需給動向 海外

◆米 国◆

堅調な輸出を受け、子取用めす豚頭数は6四半期連続で前年を上回る


◇絵でみる需給動向◇


繁殖母豚、肥育豚ともに前年を上回る

 米国農務省全国農業統計局(USDA/NASS)が6月29日に公表した「Quarterly Hogs and Pigs」によると、本年6月1日現在の豚総飼養頭数は前年を0.8%上回る6582万9千頭となった。内訳は、子取用めす豚頭数が前年比1.0%増の586万2千頭、肥育豚が同0.8%増の5996万7千頭であった。子取用めす豚頭数は2011年3月から6四半期連続、肥育豚は2010年12月から7四半期連続で前年を上回った。

 2012年1〜4月の豚肉輸出量は、前年同期比13.5%増の85万9千トンとかなり大きく増加しており、輸出が堅調であったことが子取用めす豚の増頭に影響したものと考えられる。輸出相手国別では、中国、メキシコ、ロシア向けの輸出が大幅に増加した。中国は4月、前年に比べ3倍近い量の豚肉を輸入したことにより、前年同期比142.3%増となった。また、メキシコは過去70年間で最悪の干ばつによる飼料穀物価格の高騰で生産費が上昇しており、継続的な輸入需要がある。ロシアの輸入需要が堅調なのは、ブラジルとの貿易摩擦による米国産豚肉へのシフトが原因であるものとみられる。

 また、今年は暖冬の影響でトウモロコシの作付が例年より早く進んだことから、6月上旬までは作付面積および単収は高水準で推移することが見込まれており、飼料費の低下による収益性の向上が見込まれたことも、今回の公表において繁殖用仕向け頭数が増加している要因とみられる。

表4 豚飼養頭数の推移
資料:USDA/NASS 「Quartely Hogs and Pigs」
 注:各年6月1日時点

肥育豚価格は下落傾向で推移

 母豚分娩頭数および見込み頭数は、産子の出荷が2012年内と見込まれる昨年12月〜今年5月分の分娩頭数が前年比0.6%増とわずかに増加しており、近年増加傾向にある枝肉重量も相まって、2012年の豚肉生産量は前年を上回って推移する見込みである。

 しかしながら、2012年の肥育豚価格は前年に比べ下落傾向で推移しており、今後の飼料価格の動向によっては、生産抑制につながることが懸念される。米国農務省経済調査局(USDA/ERS)によると、2012年第1四半期の肥育豚価格(全米平均、赤身率51〜52%)は前年比4.5%高の100ポンド当たり62.7ドル(1キログラム当たり111円:1米ドル=80円)であったが、第2四半期は同10.6%安の同61.5ドル(同108円)とかなりの程度下落した。

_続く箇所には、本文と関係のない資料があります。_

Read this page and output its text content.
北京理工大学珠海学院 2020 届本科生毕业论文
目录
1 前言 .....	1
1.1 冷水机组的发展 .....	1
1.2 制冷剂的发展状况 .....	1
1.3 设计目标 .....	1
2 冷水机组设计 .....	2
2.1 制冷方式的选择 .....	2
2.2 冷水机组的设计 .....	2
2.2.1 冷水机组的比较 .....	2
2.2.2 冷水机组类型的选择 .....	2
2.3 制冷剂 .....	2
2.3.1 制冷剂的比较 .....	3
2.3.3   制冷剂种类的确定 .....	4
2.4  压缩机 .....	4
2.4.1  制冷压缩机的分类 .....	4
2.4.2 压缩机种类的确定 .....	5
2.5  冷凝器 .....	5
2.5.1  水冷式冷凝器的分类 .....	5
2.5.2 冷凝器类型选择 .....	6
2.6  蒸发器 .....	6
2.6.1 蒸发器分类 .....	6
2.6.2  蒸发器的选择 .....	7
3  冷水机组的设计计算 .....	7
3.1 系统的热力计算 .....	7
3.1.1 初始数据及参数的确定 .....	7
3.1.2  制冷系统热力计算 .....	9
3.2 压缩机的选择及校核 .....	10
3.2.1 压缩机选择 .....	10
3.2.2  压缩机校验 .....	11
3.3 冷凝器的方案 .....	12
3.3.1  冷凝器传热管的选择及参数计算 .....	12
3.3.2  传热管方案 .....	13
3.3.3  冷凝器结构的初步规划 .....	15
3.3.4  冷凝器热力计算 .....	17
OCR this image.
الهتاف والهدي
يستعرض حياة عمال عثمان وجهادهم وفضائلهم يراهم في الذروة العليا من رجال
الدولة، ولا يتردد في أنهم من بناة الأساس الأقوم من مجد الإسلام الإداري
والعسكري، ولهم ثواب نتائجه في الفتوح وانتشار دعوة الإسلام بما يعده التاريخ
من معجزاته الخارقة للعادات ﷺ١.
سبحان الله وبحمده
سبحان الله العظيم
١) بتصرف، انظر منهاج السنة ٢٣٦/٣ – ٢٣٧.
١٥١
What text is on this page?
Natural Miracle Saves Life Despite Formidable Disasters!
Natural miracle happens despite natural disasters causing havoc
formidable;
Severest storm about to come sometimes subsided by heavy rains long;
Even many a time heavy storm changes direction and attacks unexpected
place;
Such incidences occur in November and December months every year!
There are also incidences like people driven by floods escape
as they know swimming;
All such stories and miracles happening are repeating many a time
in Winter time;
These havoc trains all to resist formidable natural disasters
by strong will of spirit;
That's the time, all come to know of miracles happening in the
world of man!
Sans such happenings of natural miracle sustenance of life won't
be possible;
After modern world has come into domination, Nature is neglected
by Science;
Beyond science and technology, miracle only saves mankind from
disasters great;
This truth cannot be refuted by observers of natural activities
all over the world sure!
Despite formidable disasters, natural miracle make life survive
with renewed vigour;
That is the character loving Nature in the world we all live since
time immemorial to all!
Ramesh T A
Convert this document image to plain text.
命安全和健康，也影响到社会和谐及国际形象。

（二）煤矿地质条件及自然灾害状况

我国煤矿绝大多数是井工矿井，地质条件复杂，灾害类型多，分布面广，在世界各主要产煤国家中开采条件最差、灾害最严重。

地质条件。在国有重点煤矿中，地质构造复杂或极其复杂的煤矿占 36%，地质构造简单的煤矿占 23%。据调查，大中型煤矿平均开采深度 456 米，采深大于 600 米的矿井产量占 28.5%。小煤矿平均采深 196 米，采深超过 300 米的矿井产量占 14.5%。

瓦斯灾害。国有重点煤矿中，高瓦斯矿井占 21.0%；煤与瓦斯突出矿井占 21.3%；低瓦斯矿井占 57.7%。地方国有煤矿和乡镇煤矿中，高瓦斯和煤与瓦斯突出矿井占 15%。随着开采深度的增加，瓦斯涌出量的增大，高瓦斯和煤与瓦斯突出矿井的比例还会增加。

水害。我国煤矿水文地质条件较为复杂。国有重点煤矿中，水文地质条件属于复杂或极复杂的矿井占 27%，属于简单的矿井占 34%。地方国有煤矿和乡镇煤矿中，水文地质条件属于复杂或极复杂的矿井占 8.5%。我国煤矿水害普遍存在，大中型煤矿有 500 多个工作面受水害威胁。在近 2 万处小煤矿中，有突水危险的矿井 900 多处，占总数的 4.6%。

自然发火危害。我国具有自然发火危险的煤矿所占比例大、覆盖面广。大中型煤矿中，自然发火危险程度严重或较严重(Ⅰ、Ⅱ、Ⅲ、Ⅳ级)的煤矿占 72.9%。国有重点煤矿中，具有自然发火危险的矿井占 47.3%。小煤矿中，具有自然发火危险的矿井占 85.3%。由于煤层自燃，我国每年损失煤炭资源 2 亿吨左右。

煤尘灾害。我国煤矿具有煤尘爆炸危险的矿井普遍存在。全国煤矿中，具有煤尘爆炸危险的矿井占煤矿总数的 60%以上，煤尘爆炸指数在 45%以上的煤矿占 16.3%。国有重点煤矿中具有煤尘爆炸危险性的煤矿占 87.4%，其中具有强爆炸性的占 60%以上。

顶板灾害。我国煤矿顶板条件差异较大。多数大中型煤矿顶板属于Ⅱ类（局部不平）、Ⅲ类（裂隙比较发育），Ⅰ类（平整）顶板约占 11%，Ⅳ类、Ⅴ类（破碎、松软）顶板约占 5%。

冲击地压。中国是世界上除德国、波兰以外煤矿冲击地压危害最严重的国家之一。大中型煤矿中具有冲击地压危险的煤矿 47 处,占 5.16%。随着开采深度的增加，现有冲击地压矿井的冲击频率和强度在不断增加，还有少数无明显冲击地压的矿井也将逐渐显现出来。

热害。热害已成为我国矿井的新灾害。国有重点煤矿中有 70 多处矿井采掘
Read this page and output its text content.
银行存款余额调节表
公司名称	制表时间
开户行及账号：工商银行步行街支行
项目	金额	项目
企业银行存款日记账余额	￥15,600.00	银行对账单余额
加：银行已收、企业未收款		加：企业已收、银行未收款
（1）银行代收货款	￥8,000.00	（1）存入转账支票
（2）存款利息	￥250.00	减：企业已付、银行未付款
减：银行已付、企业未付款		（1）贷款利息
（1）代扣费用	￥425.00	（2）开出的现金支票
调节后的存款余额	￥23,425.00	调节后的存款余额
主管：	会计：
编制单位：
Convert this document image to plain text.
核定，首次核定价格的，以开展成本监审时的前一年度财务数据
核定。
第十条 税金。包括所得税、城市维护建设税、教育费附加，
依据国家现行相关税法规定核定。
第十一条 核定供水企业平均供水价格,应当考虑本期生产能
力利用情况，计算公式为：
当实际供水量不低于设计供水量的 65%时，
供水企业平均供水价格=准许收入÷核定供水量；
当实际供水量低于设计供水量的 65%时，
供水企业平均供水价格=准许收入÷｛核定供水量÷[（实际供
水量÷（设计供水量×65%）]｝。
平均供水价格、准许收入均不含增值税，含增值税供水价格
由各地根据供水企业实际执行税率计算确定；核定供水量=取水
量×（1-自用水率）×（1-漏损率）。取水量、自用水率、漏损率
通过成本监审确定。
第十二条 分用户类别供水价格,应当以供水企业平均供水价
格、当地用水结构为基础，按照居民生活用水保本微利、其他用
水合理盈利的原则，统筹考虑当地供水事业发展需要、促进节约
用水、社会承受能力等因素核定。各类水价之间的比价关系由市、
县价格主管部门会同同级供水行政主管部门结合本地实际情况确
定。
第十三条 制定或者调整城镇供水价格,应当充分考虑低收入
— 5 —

 また、USDA/ERSが6月18日に公表した「Livestock, Dairy, and Poultry Outlook」によると、2012年の肥育豚価格(同)は、前年比9%安の100ポンド当たり59〜61ドル(同104〜108円)とかなりの程度安値で推移するとみられている。2013年中に出荷されることが見込まれる、6月以降の分娩頭数が前年を下回って推移すると見込まれているのは、このような肥育豚価格の下落が影響しているものと考えられる。

 なお、現地関係者によると、肥育豚価格の回復が見込めない要因として、2012年の豚肉生産量が前年に比べ増加するのに対し、国内の豚肉需要が低迷していることを挙げている。

6月下旬から発生した熱波の影響

 6月下旬から米国のコーンベルト地帯は干ばつと熱波に見舞われており、生育・受粉障害によるトウモロコシの単収の低下が懸念されている。トウモロコシのシカゴ相場は7月に入って1ブッシェル当たり7ドルを突破し、年初来の最高値を更新したが、今後もトウモロコシをはじめとする飼料穀物が高値で推移すれば、豚肉の生産費が上昇し、養豚経営を圧迫することになりかねない。また、主要豚肉生産州はコーンベルト地帯と重なることから、週平均40度を超える熱波の頻発が受胎率の低下を招く可能性もあり、今後の動向が注目される。